L’origine québécoise du « mentorat »
L’origine québécoise du « mentorat »
Par Pierre Jullien
Le mot de l’emploi de Pierre Jullien. Né au Québec, le mentorat permet à un débutant de bénéficier des conseils et des connaissances d’une personne plus expérimentée. Un système encore récent en France.
Le 23 mars 2016, mentors et mentorés travaillent sur un moteur dans l'atelier de réparation automobile du pénitencier d'Etat de Louisiane, aux Etats-Unis. | Gerald Herbert / AP
Le Danemark est aujourd’hui érigé en modèle pour son système de mentorat contre la radicalisation djihadiste. Lancé officiellement par le gouvernement en septembre 2014, ce système est fondé sur des contacts réguliers entre un jeune signalé et un adulte référent, son mentor.
Le prix LVMH pour les jeunes créateurs de mode ou le prix « Incubateur » du concours international Google Science, outre un chèque d’un montant substantiel, récompensent les gagnants d’un accompagnement sous la forme d’un « mentorat ».
Les nouveaux sachants
Sylvie Husson et Sandra Lacut relèvent, pour leur part, dans un récent répertoire consacré à la « novlangue du monde du travail » publié par l’AFP, la notion de « mentorat inversé » : le « partage de connaissances entre des employés jeunes et subalternes, très au point dans les nouvelles technologies, et des plus anciens ».
Le Petit Larousse illustré en donne comme origine le Québec (Canada) qui définit une « aide apportée à un débutant par son mentor », « mentor » désignant, en France, un « guide attentif », et au Québec, une « personne expérimentée qui contribue, bénévolement ou non, au développement personnel ou professionnel d’un débutant ».
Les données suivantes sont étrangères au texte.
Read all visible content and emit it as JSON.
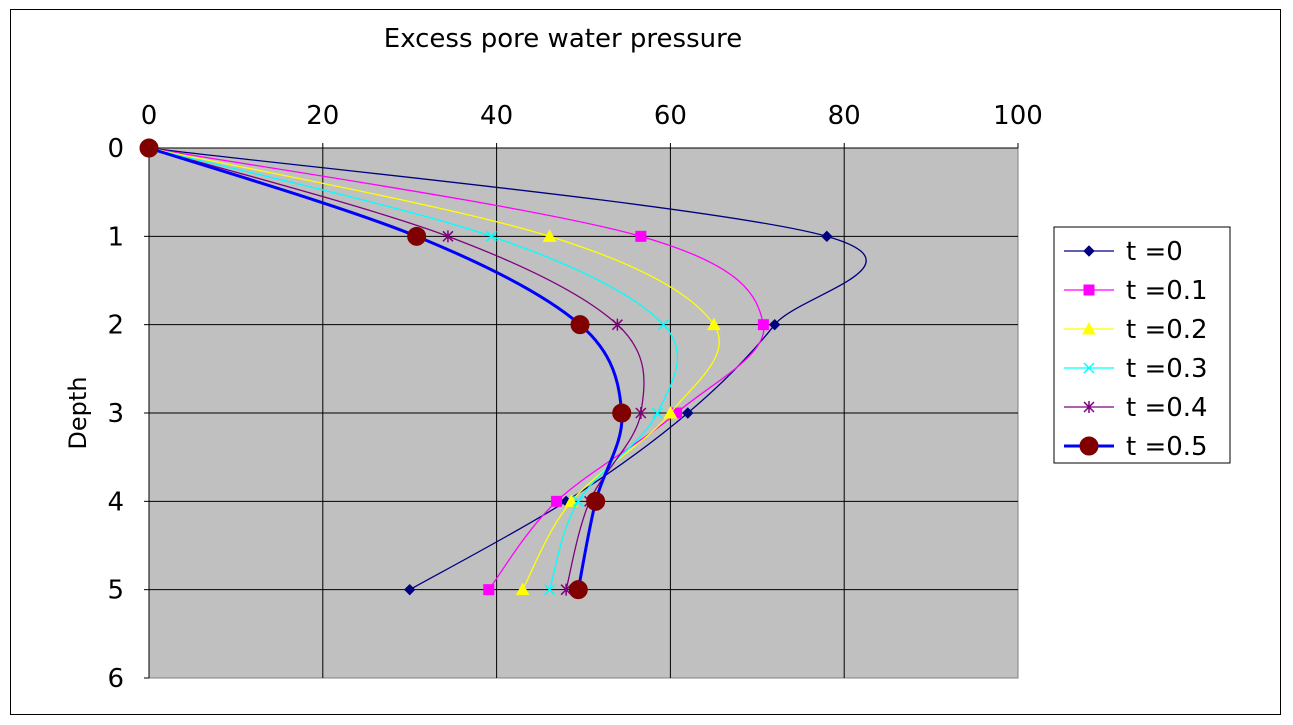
{
  "chart_data": {
    "type": "line",
    "title": "Excess pore water pressure",
    "xlabel": "",
    "ylabel": "Depth",
    "x_axis_position": "top",
    "y_axis_inverted": true,
    "xlim": [
      0,
      100
    ],
    "ylim": [
      0,
      6
    ],
    "x_ticks": [
      "0",
      "20",
      "40",
      "60",
      "80",
      "100"
    ],
    "y_ticks": [
      "0",
      "1",
      "2",
      "3",
      "4",
      "5",
      "6"
    ],
    "grid": true,
    "plot_background": "#C0C0C0",
    "legend_position": "right",
    "smooth": true,
    "series": [
      {
        "name": "t =0",
        "color": "#000080",
        "marker": "diamond",
        "line_width": 1.3,
        "points": [
          [
            0,
            0
          ],
          [
            78,
            1
          ],
          [
            72,
            2
          ],
          [
            62,
            3
          ],
          [
            48,
            4
          ],
          [
            30,
            5
          ]
        ]
      },
      {
        "name": "t =0.1",
        "color": "#FF00FF",
        "marker": "square",
        "line_width": 1.3,
        "points": [
          [
            0,
            0
          ],
          [
            56.6,
            1
          ],
          [
            70.7,
            2
          ],
          [
            60.7,
            3
          ],
          [
            46.9,
            4
          ],
          [
            39.1,
            5
          ]
        ]
      },
      {
        "name": "t =0.2",
        "color": "#FFFF00",
        "marker": "triangle",
        "line_width": 1.3,
        "points": [
          [
            0,
            0
          ],
          [
            46.1,
            1
          ],
          [
            65,
            2
          ],
          [
            60,
            3
          ],
          [
            48.6,
            4
          ],
          [
            43,
            5
          ]
        ]
      },
      {
        "name": "t =0.3",
        "color": "#00FFFF",
        "marker": "x",
        "line_width": 1.3,
        "points": [
          [
            0,
            0
          ],
          [
            39.4,
            1
          ],
          [
            59.2,
            2
          ],
          [
            58.5,
            3
          ],
          [
            49.4,
            4
          ],
          [
            46.1,
            5
          ]
        ]
      },
      {
        "name": "t =0.4",
        "color": "#800080",
        "marker": "star",
        "line_width": 1.3,
        "points": [
          [
            0,
            0
          ],
          [
            34.4,
            1
          ],
          [
            53.9,
            2
          ],
          [
            56.6,
            3
          ],
          [
            50.7,
            4
          ],
          [
            48,
            5
          ]
        ]
      },
      {
        "name": "t =0.5",
        "color": "#0000FF",
        "marker": "circle",
        "marker_color": "#800000",
        "line_width": 3,
        "points": [
          [
            0,
            0
          ],
          [
            30.8,
            1
          ],
          [
            49.6,
            2
          ],
          [
            54.4,
            3
          ],
          [
            51.4,
            4
          ],
          [
            49.4,
            5
          ]
        ]
      }
    ]
  }
}
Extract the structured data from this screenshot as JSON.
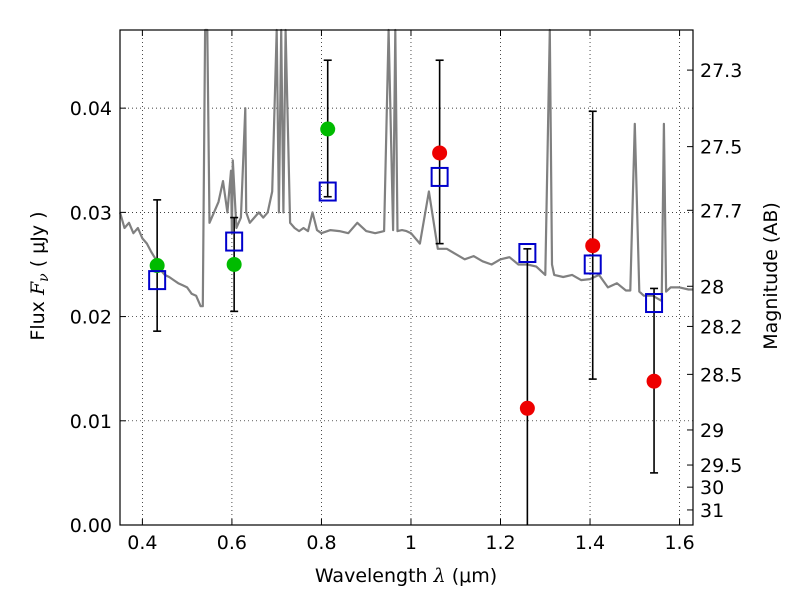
{
  "chart_data": {
    "type": "scatter",
    "title": "",
    "xlabel": "Wavelength  λ (μm)",
    "ylabel": "Flux  F_ν  ( μJy )",
    "ylabel_parts": {
      "prefix": "Flux  ",
      "symbol": "F",
      "subscript": "ν",
      "suffix": "  ( μJy )"
    },
    "xlabel_parts": {
      "prefix": "Wavelength  ",
      "symbol": "λ",
      "suffix": " (μm)"
    },
    "y2label": "Magnitude (AB)",
    "xlim": [
      0.35,
      1.63
    ],
    "ylim": [
      0.0,
      0.0475
    ],
    "grid": true,
    "xticks": [
      0.4,
      0.6,
      0.8,
      1.0,
      1.2,
      1.4,
      1.6
    ],
    "xtick_labels": [
      "0.4",
      "0.6",
      "0.8",
      "1",
      "1.2",
      "1.4",
      "1.6"
    ],
    "yticks": [
      0.0,
      0.01,
      0.02,
      0.03,
      0.04
    ],
    "ytick_labels": [
      "0.00",
      "0.01",
      "0.02",
      "0.03",
      "0.04"
    ],
    "mag_ticks": [
      "27.3",
      "27.5",
      "27.7",
      "28",
      "28.2",
      "28.5",
      "29",
      "29.5",
      "30",
      "31"
    ],
    "colors": {
      "green": "#00bb00",
      "red": "#ee0000",
      "square": "#0000cc",
      "spectrum": "#808080",
      "errorbar": "#000000"
    },
    "series": [
      {
        "type": "errorbar",
        "points": [
          {
            "x": 0.433,
            "y": 0.0249,
            "low": 0.0186,
            "high": 0.0312
          },
          {
            "x": 0.605,
            "y": 0.025,
            "low": 0.0205,
            "high": 0.0295
          },
          {
            "x": 0.814,
            "y": 0.038,
            "low": 0.0315,
            "high": 0.0446
          },
          {
            "x": 1.064,
            "y": 0.0357,
            "low": 0.027,
            "high": 0.0446
          },
          {
            "x": 1.26,
            "y": 0.0112,
            "low": 0.0,
            "high": 0.0265
          },
          {
            "x": 1.406,
            "y": 0.0268,
            "low": 0.014,
            "high": 0.0397
          },
          {
            "x": 1.543,
            "y": 0.0138,
            "low": 0.005,
            "high": 0.0227
          }
        ]
      },
      {
        "marker": "circle",
        "color": "#00bb00",
        "x": [
          0.433,
          0.605,
          0.814
        ],
        "y": [
          0.0249,
          0.025,
          0.038
        ]
      },
      {
        "marker": "circle",
        "color": "#ee0000",
        "x": [
          1.064,
          1.26,
          1.406,
          1.543
        ],
        "y": [
          0.0357,
          0.0112,
          0.0268,
          0.0138
        ]
      },
      {
        "marker": "open-square",
        "color": "#0000cc",
        "x": [
          0.433,
          0.605,
          0.814,
          1.064,
          1.26,
          1.406,
          1.543
        ],
        "y": [
          0.0235,
          0.0272,
          0.032,
          0.0334,
          0.0261,
          0.025,
          0.0213
        ]
      },
      {
        "type": "line",
        "color": "#808080",
        "x": [
          0.35,
          0.36,
          0.37,
          0.38,
          0.39,
          0.4,
          0.41,
          0.42,
          0.43,
          0.44,
          0.45,
          0.46,
          0.47,
          0.48,
          0.49,
          0.5,
          0.51,
          0.52,
          0.53,
          0.535,
          0.54,
          0.545,
          0.55,
          0.56,
          0.57,
          0.58,
          0.59,
          0.598,
          0.6,
          0.602,
          0.61,
          0.62,
          0.63,
          0.632,
          0.64,
          0.65,
          0.66,
          0.67,
          0.68,
          0.69,
          0.7,
          0.705,
          0.71,
          0.715,
          0.72,
          0.73,
          0.74,
          0.75,
          0.76,
          0.77,
          0.78,
          0.79,
          0.8,
          0.82,
          0.84,
          0.86,
          0.88,
          0.9,
          0.92,
          0.94,
          0.95,
          0.96,
          0.965,
          0.97,
          0.98,
          0.99,
          1.0,
          1.02,
          1.04,
          1.06,
          1.08,
          1.1,
          1.12,
          1.14,
          1.16,
          1.18,
          1.2,
          1.22,
          1.24,
          1.26,
          1.28,
          1.3,
          1.31,
          1.315,
          1.32,
          1.34,
          1.36,
          1.38,
          1.4,
          1.42,
          1.44,
          1.46,
          1.48,
          1.49,
          1.5,
          1.51,
          1.52,
          1.54,
          1.56,
          1.565,
          1.57,
          1.58,
          1.6,
          1.62,
          1.63
        ],
        "y": [
          0.03,
          0.0285,
          0.029,
          0.028,
          0.0285,
          0.0275,
          0.027,
          0.0262,
          0.0255,
          0.0245,
          0.024,
          0.0238,
          0.0235,
          0.0232,
          0.023,
          0.0228,
          0.0222,
          0.022,
          0.021,
          0.021,
          0.0475,
          0.0475,
          0.029,
          0.03,
          0.031,
          0.033,
          0.03,
          0.034,
          0.028,
          0.035,
          0.0285,
          0.0295,
          0.04,
          0.03,
          0.029,
          0.0295,
          0.03,
          0.0295,
          0.03,
          0.032,
          0.0475,
          0.03,
          0.0475,
          0.03,
          0.0475,
          0.029,
          0.0285,
          0.0282,
          0.0285,
          0.0282,
          0.03,
          0.0283,
          0.028,
          0.0283,
          0.0282,
          0.028,
          0.029,
          0.0282,
          0.028,
          0.0282,
          0.0475,
          0.0283,
          0.0475,
          0.0282,
          0.0283,
          0.0282,
          0.028,
          0.027,
          0.032,
          0.0265,
          0.0265,
          0.026,
          0.0255,
          0.0258,
          0.0253,
          0.025,
          0.0255,
          0.0257,
          0.025,
          0.025,
          0.0248,
          0.024,
          0.0475,
          0.025,
          0.024,
          0.0238,
          0.024,
          0.0235,
          0.0236,
          0.024,
          0.0228,
          0.0232,
          0.0225,
          0.0225,
          0.0385,
          0.0224,
          0.022,
          0.022,
          0.0215,
          0.0385,
          0.0224,
          0.0228,
          0.0228,
          0.0226,
          0.0226
        ]
      }
    ]
  }
}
L’Office québécois de la langue française donne pour définition du mot : « Aide personnelle, volontaire et gratuite, à caractère confidentiel, qui est apportée par un mentor sur une longue période, pour répondre aux besoins particuliers d’un mentoré en fonction d’objectifs liés à son développement personnel et professionnel ainsi qu’au développement de ses compétences et de ses apprentissages dans une activité donnée », avant de préciser qu’« il ne faut pas confondre le mentorat avec d’autres formes d’aide, comme le tutorat et l’entraide entre pairs ».
L’usage de ce mot – synonyme de management, tutorat, parrainage, coaching – semble récent dans notre pays. En attestent les archives informatisées du Monde qui en relèvent la première utilisation en 1996.
Mais rendons à Mentor ce qui revient à Mentor ! Dans la mythologie grecque, Mentor est le précepteur de Télémaque, fils d’Ulysse. « Fénelon a continué et développé cette fiction dans son Télémaque [1699], et fait de Minerve sous la figure de Mentor le gouverneur de ce jeune prince », explique Littré, qui ne reconnaît pas « mentorat », tout comme le Trésor de la langue française informatisé.
Ainsi, le nom de Mentor, dès le début du XVIIIe siècle, passe dans le langage courant pour désigner une personne expérimentée qui accompagne dans un rôle formateur une autre personne, souvent plus jeune et moins expérimentée. Mythologie toujours, un mentor ne doit pas être confondu avec un pygmalion, « personne amoureuse d’une autre et qui la conseille et la façonne pour la conduire au succès » (Le Petit Larousse).
Entre intelligence et mensonge
Dans la famille du mot, dont les principaux ancêtres latins sont mens (« intelligence », « pensée ») et mentior (« mentir »), « mandarin » (…) « s’appliquait autrefois aux hauts fonctionnaires d’un certain nombre de pays d’Asie. Altéré par le portugais mandar, « ordonner, commander », c’est un emprunt au malais mantari, lui-même emprunté au sanskrit mantrin, « conseiller d’Etat » ; un mantra, est un conseil, une formule sacrée, une prière brahmanique », explique le site associatif Projet Babel.